'The old man's still got it': Bills have put Emmanuel Sanders' surprising speed to use

Emmanuel Sanders' role in the Bills' offense has been to stretch the field. Joshua Bessex/Getty Images

BUFFALO, N.Y. -- Buffalo Bills wide receiver Emmanuel Sanders had planned to retire after 10 years in the NFL.

That was the goal, at least, that he set for himself around his sixth season.

“I always wanted to go double-digit numbers,” Sanders told ESPN. “It will be sweet after I retire, to have somebody say, 'Hey, how many years (did) you play?’ Ten." Six just sounded ... oh, yeah. Ten, you know it's real.”

But here the wide receiver is, at 34 years old, playing in his 12th season in the NFL and his first with the Bills. Why keep playing? According to Sanders, he just “kept going” and the money was "too good.” Sanders signed a one-year, $6 million deal with Buffalo in March.

The real motivation for Sanders, however, is winning: Getting another ring to go along with the one from Super Bowl 50 with the Denver Broncos. Buffalo -- coming off an AFC Championship Game appearance and with an offense led by quarterback Josh Allen -- seemed like a good place to try and do it.

Sanders, the oldest player on the roster, is quarterback Josh Allen’s third-most targeted receiver through three games (20) behind Stefon Diggs and Cole Beasley, Sanders’ former college teammate at SMU. Sanders has 11 receptions for 194 yards and two touchdowns, both of which came against Washington in Week 3. He leads all of the team’s wide receivers in percentage of snaps taken (83.8%).

“He's been great for me,” Allen said. “I know he's been great for the other guys in this locker room. And to have that guy who's been there and done it and won the whole thing, to have his presence, I think that's huge for us. And it's only going to continue to get better, in my opinion.”

Sanders’ role in coordinator Brian Daboll’s offense has been stretching the field. His average target depth is 16.3 yards downfield, seventh most in the NFL. Of his receiving yards thus far, 117 have come on vertical routes, which is in stark contrast with his performance last year in his only season with the New Orleans Saints in which his average target depth was a career-low 8.98 yards.

So why downfield?

Sanders proudly shares speed is not an issue. Last week in practice he clocked the second-fastest time on the team.

"The old man’s still got it,” he said.

And it’s showing during games.

He is averaging the third-fastest speed (13.6 mph) in the league at the time of targets, per NFL Next Gen Stats. The only players ahead of him are Allen Lazard of the Green Bay Packers and Devin Duvernay of the Baltimore Ravens, two receivers under the age of 26. In comparison, Sanders averaged 9.83 mph last season in New Orleans.

He attributes part of that to cleaning up his diet. Less sugar, more water and better overall choices.

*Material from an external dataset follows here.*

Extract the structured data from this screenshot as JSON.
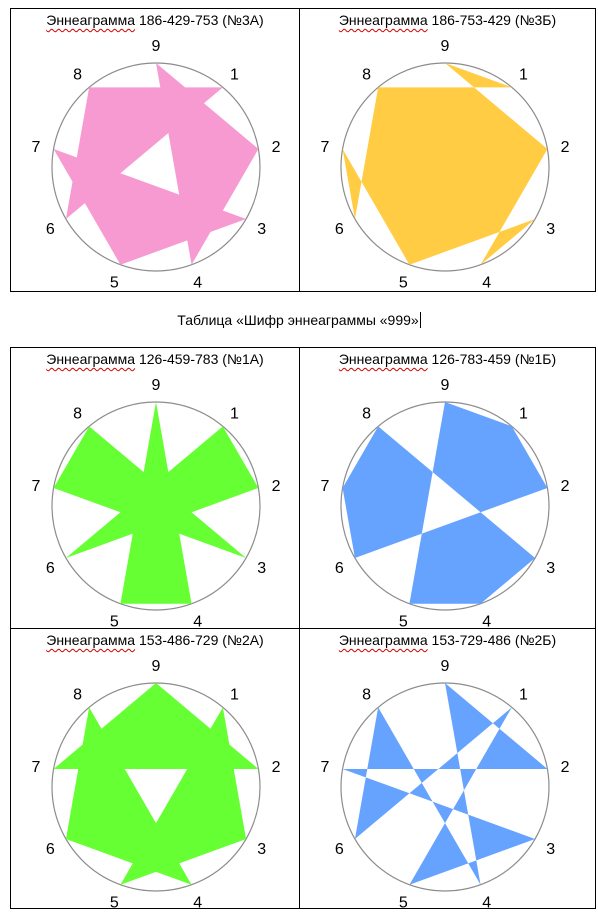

“I've been taking really good care of my body, and obviously, from a nutrition standpoint, I made some adjustments,” Sanders said. “I'm not young and my body tells me [that], so when I wake up in the morning, it's like, as bad as I want to eat pancakes with syrup, man, your body already feels like s---. How do you think that's gonna make you feel? Is it gonna make you feel better or worse? I kind of go with the healthier choice. It's crazy how the body tells you exactly what you need to put in it. It's been paying off for me.”

Thus far, bringing in Sanders has worked out for the Bills. The only player to have won a Super Bowl on the roster, the wide receiver was one of the vocal players at the team’s practice following a season-opening loss to the Pittsburgh Steelers.

“I think a lot of the players look up to him,” coach Sean McDermott said. “And when you just watch how he goes about his week, he gets himself prepared mentally and physically. It's great to see a guy do that and then also do good things in our community, as I mentioned last week. And so I appreciate the way that he's embraced Buffalo.”

His brief time in Buffalo has included restarting his foundation and spending time in the community. When it comes to embracing his new team on the field, Sanders’ block in the Week 2 win over Miami sprung open running back Devin Singletary for a 46-yard touchdown run. He called that block one of the favorite plays of his career.

“I just want to win. I don’t care about stats. I’ve already done it all -- what have I not done?” Sanders said. “So, for me I just want to win, get to the playoffs, win, get to the Super Bowl, win."